Albanien, Bosnien und Herzegowina, Kosovo, Montenegro, Nordmazedonien und Serbien dürften bei der Rückverlagerung von Produktionen aus Fernost nach der Pandemie profitieren.

Fehlende Teile in der Autoindustrie oder zu wenig Impfstoff – nur zwei Beispiele, die in Zeiten von Corona die Verwundbarkeit globaler Lieferketten vor Augen führen. „Angesichts protektionistischer Tendenzen im Welthandel setzte bereits im vergangenen Jahrzehnt eine Rückverlagerung von Produktionen aus Asien in die Nähe der alten Industrieländer ein. Dieses ‚Nearshoring‘ wird sich in Europa nach der Pandemie signifikant verstärken“, meint Branimir Jovanovic, Ökonom am wiiw und Co-Autor einer neuen Studie zum Thema.
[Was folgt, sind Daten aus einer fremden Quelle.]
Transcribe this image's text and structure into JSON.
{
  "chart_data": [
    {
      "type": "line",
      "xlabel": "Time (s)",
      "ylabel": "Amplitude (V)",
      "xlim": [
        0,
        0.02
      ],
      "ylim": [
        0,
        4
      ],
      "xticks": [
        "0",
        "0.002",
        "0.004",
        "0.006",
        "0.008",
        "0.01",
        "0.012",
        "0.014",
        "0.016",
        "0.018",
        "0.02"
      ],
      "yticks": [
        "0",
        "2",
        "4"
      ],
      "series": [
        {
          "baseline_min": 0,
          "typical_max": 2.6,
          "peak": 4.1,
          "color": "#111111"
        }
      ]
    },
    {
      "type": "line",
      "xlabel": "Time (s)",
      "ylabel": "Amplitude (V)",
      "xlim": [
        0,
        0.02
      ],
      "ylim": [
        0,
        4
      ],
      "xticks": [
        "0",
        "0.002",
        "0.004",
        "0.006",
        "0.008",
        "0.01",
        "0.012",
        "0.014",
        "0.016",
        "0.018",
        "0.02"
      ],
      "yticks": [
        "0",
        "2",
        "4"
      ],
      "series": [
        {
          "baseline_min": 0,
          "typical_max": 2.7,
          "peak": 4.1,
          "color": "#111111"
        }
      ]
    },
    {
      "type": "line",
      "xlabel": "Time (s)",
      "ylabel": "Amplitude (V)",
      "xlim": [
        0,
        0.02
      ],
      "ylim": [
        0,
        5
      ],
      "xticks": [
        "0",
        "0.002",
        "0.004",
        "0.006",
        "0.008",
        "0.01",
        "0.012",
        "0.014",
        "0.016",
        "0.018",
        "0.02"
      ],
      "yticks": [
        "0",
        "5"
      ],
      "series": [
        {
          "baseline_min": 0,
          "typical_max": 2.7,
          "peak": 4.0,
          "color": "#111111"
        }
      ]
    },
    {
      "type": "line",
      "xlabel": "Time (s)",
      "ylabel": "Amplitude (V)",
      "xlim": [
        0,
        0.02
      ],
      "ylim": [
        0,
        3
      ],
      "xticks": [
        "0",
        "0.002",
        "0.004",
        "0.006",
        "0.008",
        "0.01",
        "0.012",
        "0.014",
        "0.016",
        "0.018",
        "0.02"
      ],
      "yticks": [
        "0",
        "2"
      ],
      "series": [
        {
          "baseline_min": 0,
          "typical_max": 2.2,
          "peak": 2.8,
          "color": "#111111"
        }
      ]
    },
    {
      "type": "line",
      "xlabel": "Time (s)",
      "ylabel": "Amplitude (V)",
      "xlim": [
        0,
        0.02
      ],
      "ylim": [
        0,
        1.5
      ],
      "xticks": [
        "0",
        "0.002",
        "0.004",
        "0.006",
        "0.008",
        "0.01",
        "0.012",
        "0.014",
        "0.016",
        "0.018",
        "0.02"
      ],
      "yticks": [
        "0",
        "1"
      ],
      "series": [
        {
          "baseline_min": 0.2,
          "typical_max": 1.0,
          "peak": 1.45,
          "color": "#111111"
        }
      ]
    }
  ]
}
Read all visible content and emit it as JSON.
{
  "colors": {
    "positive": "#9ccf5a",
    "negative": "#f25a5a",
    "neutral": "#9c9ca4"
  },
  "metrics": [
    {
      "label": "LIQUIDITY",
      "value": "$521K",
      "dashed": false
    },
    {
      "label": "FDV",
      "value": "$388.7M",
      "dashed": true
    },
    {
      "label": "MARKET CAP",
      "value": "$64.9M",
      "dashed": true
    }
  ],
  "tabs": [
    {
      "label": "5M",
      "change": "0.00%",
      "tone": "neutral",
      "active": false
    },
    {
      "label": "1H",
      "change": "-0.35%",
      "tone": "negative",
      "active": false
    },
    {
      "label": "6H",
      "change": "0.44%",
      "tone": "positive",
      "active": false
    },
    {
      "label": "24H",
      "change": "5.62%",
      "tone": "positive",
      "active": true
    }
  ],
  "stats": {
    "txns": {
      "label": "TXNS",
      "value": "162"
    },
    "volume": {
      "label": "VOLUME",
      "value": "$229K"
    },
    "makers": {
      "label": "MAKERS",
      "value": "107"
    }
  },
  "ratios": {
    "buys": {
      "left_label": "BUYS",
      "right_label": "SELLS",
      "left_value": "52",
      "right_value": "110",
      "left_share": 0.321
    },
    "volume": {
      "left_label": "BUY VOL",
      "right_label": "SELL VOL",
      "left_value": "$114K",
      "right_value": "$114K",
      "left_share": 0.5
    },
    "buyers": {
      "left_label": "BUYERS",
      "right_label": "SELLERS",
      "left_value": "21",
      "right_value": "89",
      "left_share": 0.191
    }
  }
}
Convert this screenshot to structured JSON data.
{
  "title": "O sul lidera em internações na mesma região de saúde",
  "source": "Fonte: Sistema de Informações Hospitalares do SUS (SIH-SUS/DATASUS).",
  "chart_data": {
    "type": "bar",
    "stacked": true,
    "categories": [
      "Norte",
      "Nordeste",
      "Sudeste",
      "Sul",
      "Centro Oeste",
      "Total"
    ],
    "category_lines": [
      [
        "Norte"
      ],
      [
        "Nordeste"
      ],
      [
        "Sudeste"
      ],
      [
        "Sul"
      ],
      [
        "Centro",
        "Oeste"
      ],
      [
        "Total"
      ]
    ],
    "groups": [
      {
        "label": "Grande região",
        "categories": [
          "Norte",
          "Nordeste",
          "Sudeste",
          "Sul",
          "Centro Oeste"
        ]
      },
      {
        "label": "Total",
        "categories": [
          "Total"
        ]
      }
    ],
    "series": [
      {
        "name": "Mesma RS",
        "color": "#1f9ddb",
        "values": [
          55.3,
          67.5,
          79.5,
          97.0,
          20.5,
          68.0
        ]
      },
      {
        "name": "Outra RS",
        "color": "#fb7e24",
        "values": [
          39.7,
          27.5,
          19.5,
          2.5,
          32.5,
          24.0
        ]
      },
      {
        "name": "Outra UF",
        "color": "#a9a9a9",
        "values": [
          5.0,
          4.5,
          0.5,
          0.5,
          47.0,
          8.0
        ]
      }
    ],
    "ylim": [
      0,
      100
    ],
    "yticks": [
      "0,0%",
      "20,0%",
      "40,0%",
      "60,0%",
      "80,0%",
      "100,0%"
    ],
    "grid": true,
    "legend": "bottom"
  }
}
Gemeinsam mit Kollege Mahdi Ghodsi und anderen AutorInnen der Wirtschafts- und Handelskammern der Westbalkanstaaten hat sich Jovanovic angesehen, was das für Albanien, Bosnien und Herzegowina, Kosovo, Montenegro, Nordmazedonien und Serbien bedeutet. Sein klares Fazit: „Die Volkswirtschaften am Westbalkan könnten vom Nearshoring eindeutig profitieren, sofern sie ihre Hausaufgaben machen.“ Darauf deuten zwei große Umfragen unter deutschen Unternehmen hin, die der Untersuchung zugrunde liegen.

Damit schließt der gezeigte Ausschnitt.